Eso, quizás por suponerse que nada de lo que ocurra o pueda ocurrir aquí tiene entidad real. Y es innegable -perdóneseme la digresión-: nuestro país no cuenta para mucho en el mundo; nosotros mismos lo tenemos en poco; debajo de todo nuestro patriotismo verbal, lo despreciamos, hay que reconocerlo; nos avergonzamos de él. De cualquier modo, queramos o no, el hecho es que se trata de un país chiquito, demasiado chiquito, un pobre rincón del trópico, apartado, perdido entre las que nosotros, con evidente hipérbole, llamamos, en comparación, «las grandes potencias vecinas»; y todavía, por si fuera poco, encerrado tras esa franja de terreno que nos aprieta, estrangula y ahoga: la especie de puerto franco, antiguo nido de piratas y hoy emporio comercial, que han podido conservar ahí los holandeses no sé por qué milagro de la astucia [7], de la Providencia o de la simple casualidad.

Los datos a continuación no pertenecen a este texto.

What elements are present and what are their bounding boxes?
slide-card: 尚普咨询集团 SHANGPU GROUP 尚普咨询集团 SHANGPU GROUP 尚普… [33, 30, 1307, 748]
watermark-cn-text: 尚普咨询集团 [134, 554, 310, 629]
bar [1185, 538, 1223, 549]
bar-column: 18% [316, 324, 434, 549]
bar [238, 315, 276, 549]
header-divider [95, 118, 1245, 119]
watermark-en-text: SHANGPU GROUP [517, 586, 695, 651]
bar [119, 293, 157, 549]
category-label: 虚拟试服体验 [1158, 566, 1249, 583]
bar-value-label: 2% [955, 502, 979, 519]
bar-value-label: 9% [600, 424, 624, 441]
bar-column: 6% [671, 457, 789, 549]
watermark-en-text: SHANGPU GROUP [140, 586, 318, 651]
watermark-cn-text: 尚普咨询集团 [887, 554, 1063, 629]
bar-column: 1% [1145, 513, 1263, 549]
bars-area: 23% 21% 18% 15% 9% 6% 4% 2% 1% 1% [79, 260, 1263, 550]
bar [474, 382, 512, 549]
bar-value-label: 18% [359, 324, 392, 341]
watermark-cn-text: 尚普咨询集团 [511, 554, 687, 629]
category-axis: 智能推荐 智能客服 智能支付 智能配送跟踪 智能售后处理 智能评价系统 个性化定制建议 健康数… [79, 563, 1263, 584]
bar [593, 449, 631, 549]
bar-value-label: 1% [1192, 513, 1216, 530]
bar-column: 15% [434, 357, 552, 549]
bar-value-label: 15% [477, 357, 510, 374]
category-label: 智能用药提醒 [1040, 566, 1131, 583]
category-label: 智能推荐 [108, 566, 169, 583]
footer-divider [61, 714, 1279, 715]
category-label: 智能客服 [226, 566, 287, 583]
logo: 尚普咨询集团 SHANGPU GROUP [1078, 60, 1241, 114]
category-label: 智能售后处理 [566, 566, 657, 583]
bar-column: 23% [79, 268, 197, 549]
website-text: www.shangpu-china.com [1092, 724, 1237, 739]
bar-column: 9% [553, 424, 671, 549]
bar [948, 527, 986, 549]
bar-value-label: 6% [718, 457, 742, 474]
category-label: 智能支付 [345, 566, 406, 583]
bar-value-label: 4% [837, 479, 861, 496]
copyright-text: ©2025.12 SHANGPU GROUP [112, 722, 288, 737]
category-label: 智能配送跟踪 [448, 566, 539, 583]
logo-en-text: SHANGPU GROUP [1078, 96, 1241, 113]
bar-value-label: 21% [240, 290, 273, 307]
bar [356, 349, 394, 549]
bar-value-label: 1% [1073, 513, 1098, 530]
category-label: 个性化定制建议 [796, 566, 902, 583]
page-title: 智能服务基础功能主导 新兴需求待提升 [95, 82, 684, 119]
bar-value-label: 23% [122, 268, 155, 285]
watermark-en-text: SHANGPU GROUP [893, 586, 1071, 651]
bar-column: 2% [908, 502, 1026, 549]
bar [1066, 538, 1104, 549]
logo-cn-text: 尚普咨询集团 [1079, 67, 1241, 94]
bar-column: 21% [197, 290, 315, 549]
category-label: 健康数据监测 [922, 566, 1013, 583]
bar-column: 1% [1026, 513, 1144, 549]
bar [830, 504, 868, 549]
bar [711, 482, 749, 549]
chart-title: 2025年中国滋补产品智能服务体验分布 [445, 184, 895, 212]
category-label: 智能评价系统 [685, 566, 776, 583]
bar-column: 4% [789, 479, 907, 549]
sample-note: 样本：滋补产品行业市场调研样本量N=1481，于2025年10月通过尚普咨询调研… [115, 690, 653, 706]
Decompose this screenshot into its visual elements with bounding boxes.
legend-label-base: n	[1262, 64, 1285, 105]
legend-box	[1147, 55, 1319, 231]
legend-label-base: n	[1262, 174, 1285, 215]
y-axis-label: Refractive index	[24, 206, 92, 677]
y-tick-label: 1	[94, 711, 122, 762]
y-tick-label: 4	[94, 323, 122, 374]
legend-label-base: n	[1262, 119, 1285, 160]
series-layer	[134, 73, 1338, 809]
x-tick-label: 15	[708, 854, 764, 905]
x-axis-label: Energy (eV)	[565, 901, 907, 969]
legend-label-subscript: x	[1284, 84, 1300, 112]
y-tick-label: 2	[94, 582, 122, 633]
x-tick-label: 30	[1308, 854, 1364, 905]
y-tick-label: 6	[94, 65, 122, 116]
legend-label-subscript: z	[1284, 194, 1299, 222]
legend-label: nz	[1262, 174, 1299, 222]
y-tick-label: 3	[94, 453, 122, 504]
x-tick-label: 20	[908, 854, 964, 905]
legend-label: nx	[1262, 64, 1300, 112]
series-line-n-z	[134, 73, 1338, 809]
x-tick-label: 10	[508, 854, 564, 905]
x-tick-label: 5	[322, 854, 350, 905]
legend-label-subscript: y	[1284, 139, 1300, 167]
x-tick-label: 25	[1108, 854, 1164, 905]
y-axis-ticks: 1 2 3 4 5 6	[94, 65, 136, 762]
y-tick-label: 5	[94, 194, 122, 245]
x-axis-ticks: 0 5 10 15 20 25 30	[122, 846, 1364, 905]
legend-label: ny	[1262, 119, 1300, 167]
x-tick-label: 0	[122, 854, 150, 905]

A nosotros, en cambio, ninguna de esas tres instancias nos ha favorecido; y así -tal pensamos, o lo sentimos, sin atrevernos a pensarlo-, en este desdichado pedacito de tierra nada puede intentarse en serio, ni aun siquiera vale la pena… Mas, por otro lado, me pregunto yo a veces, ¿tiene mucho que ver acaso la magnitud de un país con la calidad memorable de lo que en él acontezca? Nosotros solemos consolarnos de nuestra pequeñez territorial con la Atenas de Pericles [8], con las ciudades italianas del Renacimiento (éste es un argumento favorito que nadie ha contradicho jamás, pero que se aduce, sin embargo, siempre de nuevo con énfasis y recurrencia infatigable, en nuestra prensa, radio y tribuna), y, sea como quiera, es indiscutible que los seres humanos viven y luchan y sufren y se juegan la vida y la pierden y mueren, con grandeza o con mezquindad igual, tanto si el país es minúsculo como en los imperios gigantes. Cada cual vale por lo que es, por lo que hace y merece, aunque se vea reducido a hacerlo en el marco de una pequeña república medio dormida en la selva americana.

Acaricio, pues, la esperanza de que me esté reservada a mí, como descendiente que soy de una ilustre estirpe de letrados, gala y prestigio de esta tierra en tiempos menos infelices, la alta misión de impartir esa justicia histórica en un libro que, al mismo tiempo, sirva de admonición a las generaciones venideras y de permanente guía a este pueblo degenerado que alguna vez deberá recuperar su antigua dignidad, humillada hoy por nuestras propias culpas, pero no definitivamente perdida. Pienso poner manos a la obra tan pronto como remita la ola de violencias, desmanes, asesinatos, robos, incendios y demás tropelías que afligen al país desde la muerte del Presidente Bocanegra -cuyo nombre, dicho sea de paso y en vista de cuanto ocurre, no sé ya si deberá calificarse de infame, según pensábamos muchos, o más bien enaltecerlo y llorarlo como esperanza frustrada y malogrado remedio de la Patria. De momento, ordeno mis papeles y mis ideas, adelanto el trabajo y preparo este esbozo previo al libro acabado que me prometo para después. Mientras alrededor mío todos usan el facón o machete, cuando no la pistola, yo ejercitaré la pluma [9]: con no menos áspero deleite.